Moral Foods: The Construction of Nutrition and Health in Modern Asia investigates how foods came to be established as moral entities, how moral food regimes reveal emerging systems of knowledge and enforcement, and how these developments have contributed to new Asian nutritional knowledge regimes. The collection's focus on cross-cultural and transhistorical comparisons across Asia brings into view a broad spectrum of modern Asia that extends from East Asia, Southeast Asia, to South Asia, as well as into global communities of Western knowledge, practice, and power outside Asia. The first section, "Good Foods," focuses on how food norms and rules have been established in modern Asia. Ideas about good foods and good bodies shift at different moments, in some cases privileging local foods and knowledge systems, and in other cases privileging foreign foods and knowledge systems.
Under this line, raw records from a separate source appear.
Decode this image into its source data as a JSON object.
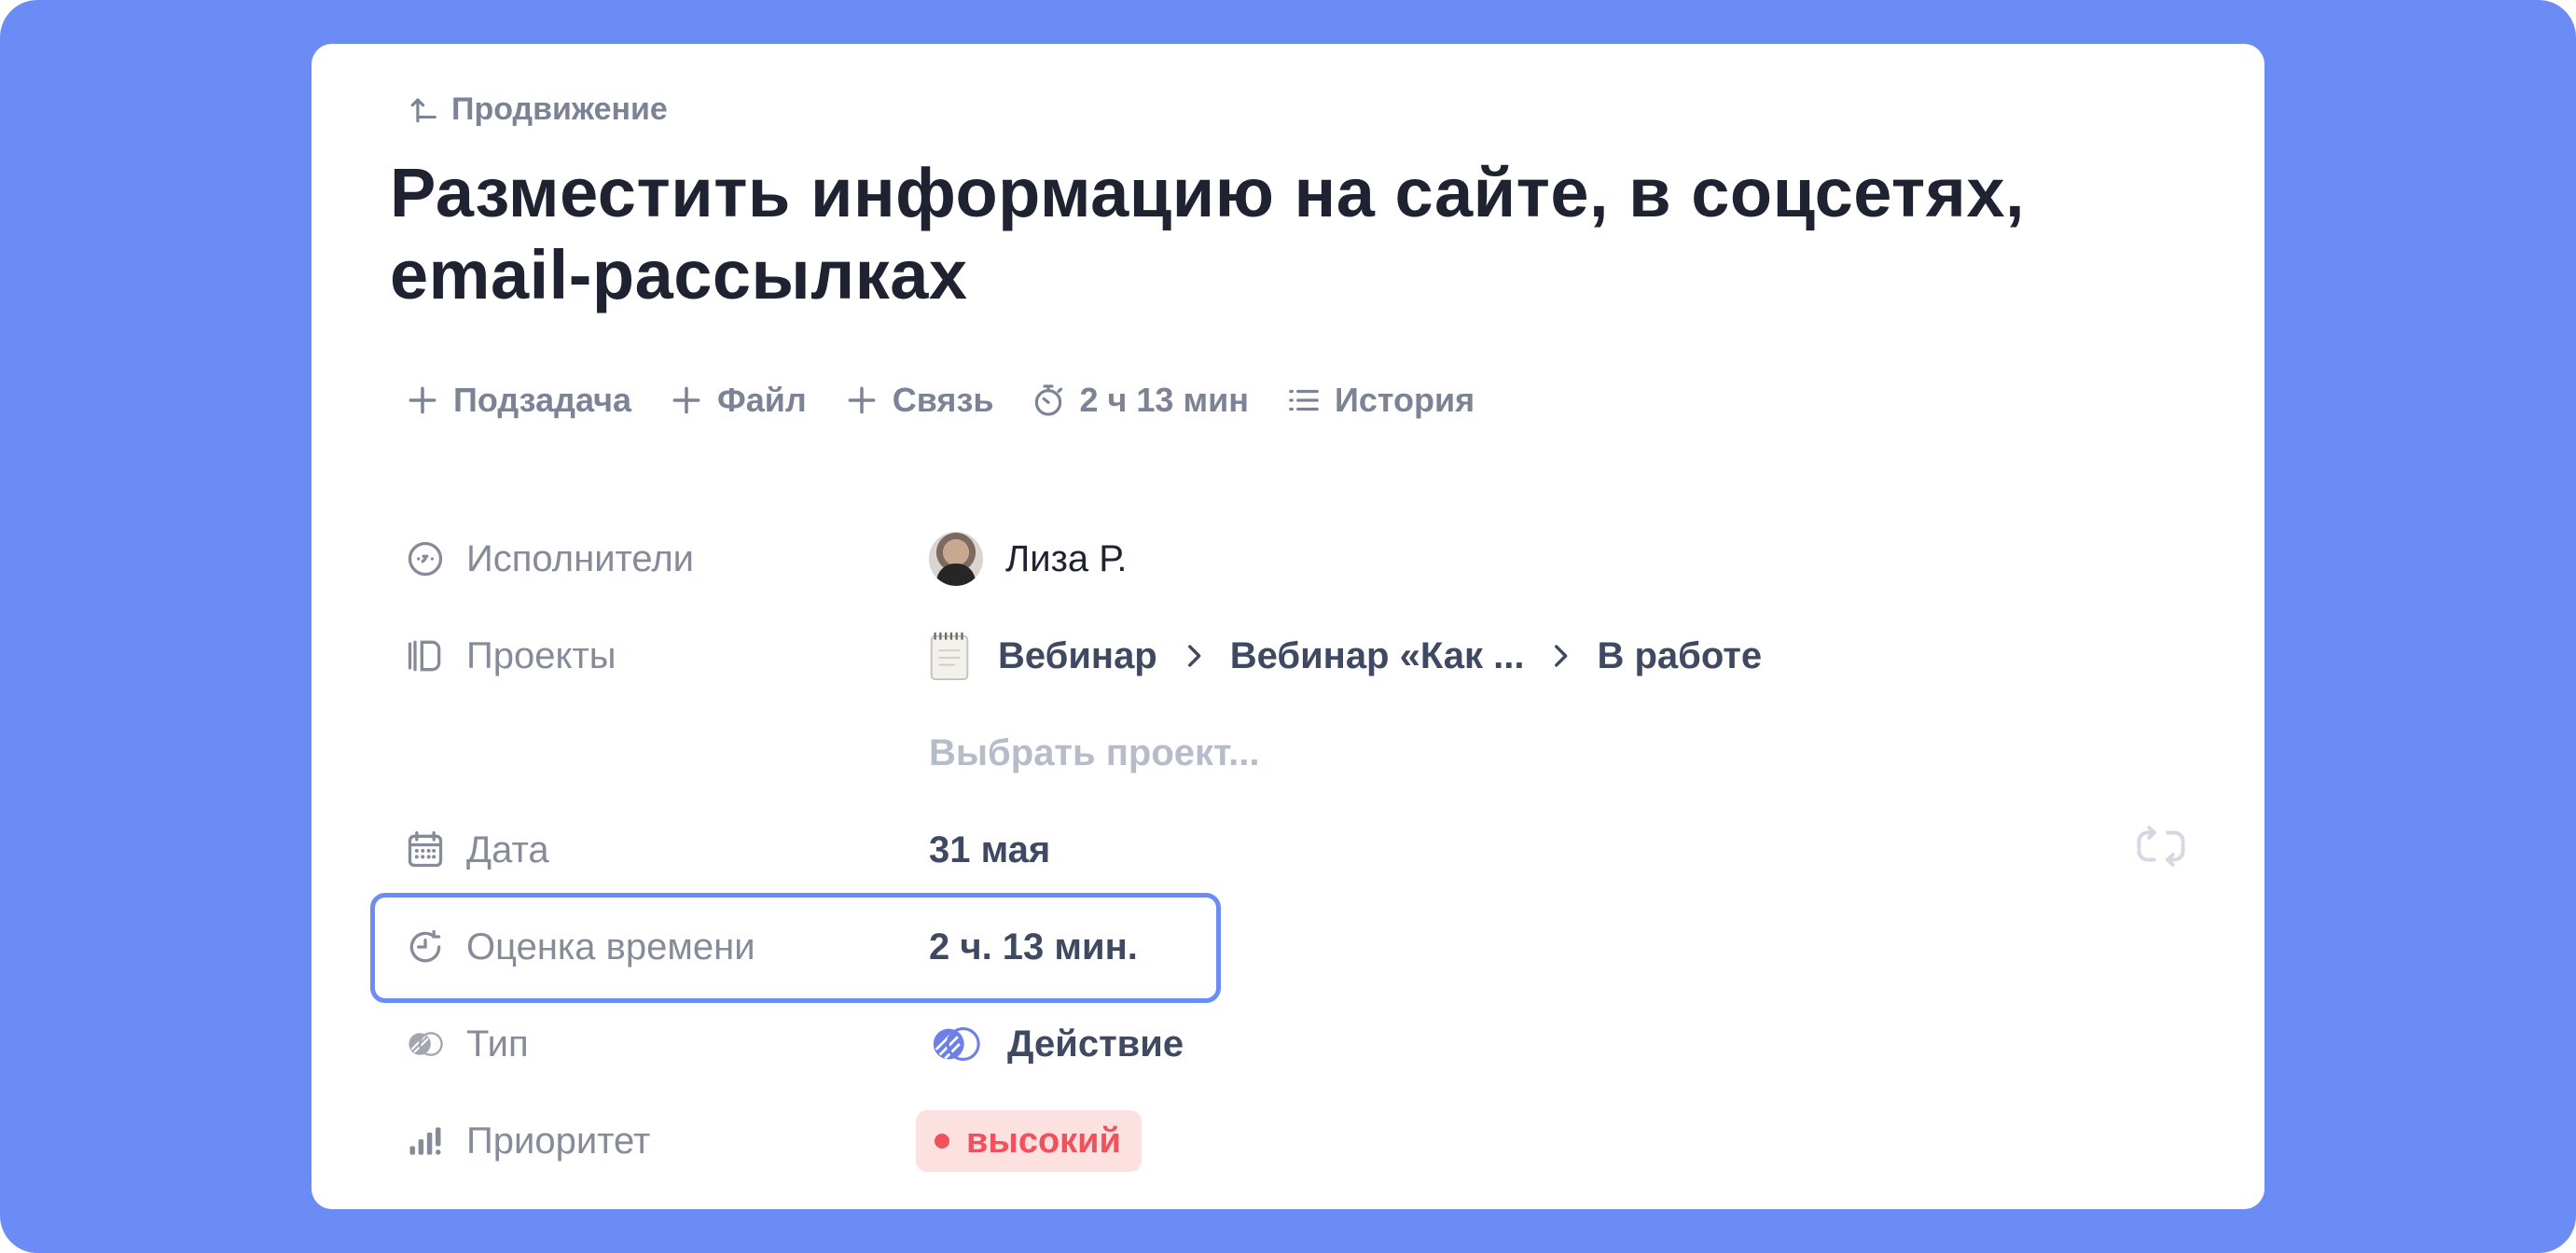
{
  "breadcrumb": {
    "parent": "Продвижение"
  },
  "task": {
    "title": "Разместить информацию на сайте, в соцсетях, email-рассылках"
  },
  "actions": {
    "subtask": "Подзадача",
    "file": "Файл",
    "link": "Связь",
    "timer": "2 ч 13 мин",
    "history": "История"
  },
  "fields": {
    "assignees": {
      "label": "Исполнители",
      "value": "Лиза Р."
    },
    "projects": {
      "label": "Проекты",
      "path": [
        "Вебинар",
        "Вебинар «Как ...",
        "В работе"
      ],
      "choose": "Выбрать проект..."
    },
    "date": {
      "label": "Дата",
      "value": "31 мая"
    },
    "estimate": {
      "label": "Оценка времени",
      "value": "2 ч. 13 мин."
    },
    "type": {
      "label": "Тип",
      "value": "Действие"
    },
    "priority": {
      "label": "Приоритет",
      "value": "высокий"
    }
  },
  "colors": {
    "frame": "#6b8cf4",
    "priority_high": "#f1505c",
    "priority_bg": "#fde0e0",
    "type_accent": "#6f7fe8"
  },
  "icons": {
    "breadcrumb": "return-up-icon",
    "subtask": "plus-icon",
    "file": "plus-icon",
    "link": "plus-icon",
    "timer": "stopwatch-icon",
    "history": "list-icon",
    "assignees": "assignee-icon",
    "projects": "projects-icon",
    "date": "calendar-icon",
    "estimate": "clock-estimate-icon",
    "type": "type-icon",
    "priority": "priority-bars-icon",
    "repeat": "repeat-icon"
  }
}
The second section, "Bad Foods," focuses on what makes foods bad and even dangerous. Bad foods are not simply unpleasant or undesirable for aesthetic or sensory reasons, but they can hinder the stability and development of persons and societies. Bad foods are symbolically polluting, as in the case of foreign foods that threaten not only traditional foods, but also the stability and strength of the nation and its people. The third section, "Moral Foods," focuses on how themes of good versus bad are embedded in projects to make modern persons, subjects, and states, with specific attention to the ambiguities and malleability of foods and health. The malleability of moral foods provides unique opportunities for understanding Asian societies' dynamic position within larger global flows, connections, and disconnections. Collectively, the chapters raise intriguing questions about how foods and the bodies that consume them have been valued politically, economically, culturally, and morally, and about how those values originated and evolved. Consumers in modern Asia are not simply eating to satisfy personal desires or physiological needs, but they are also conscripted into national and global statemaking projects through acts of ingestion. Eating, then, has become about fortifying both the person and the nation.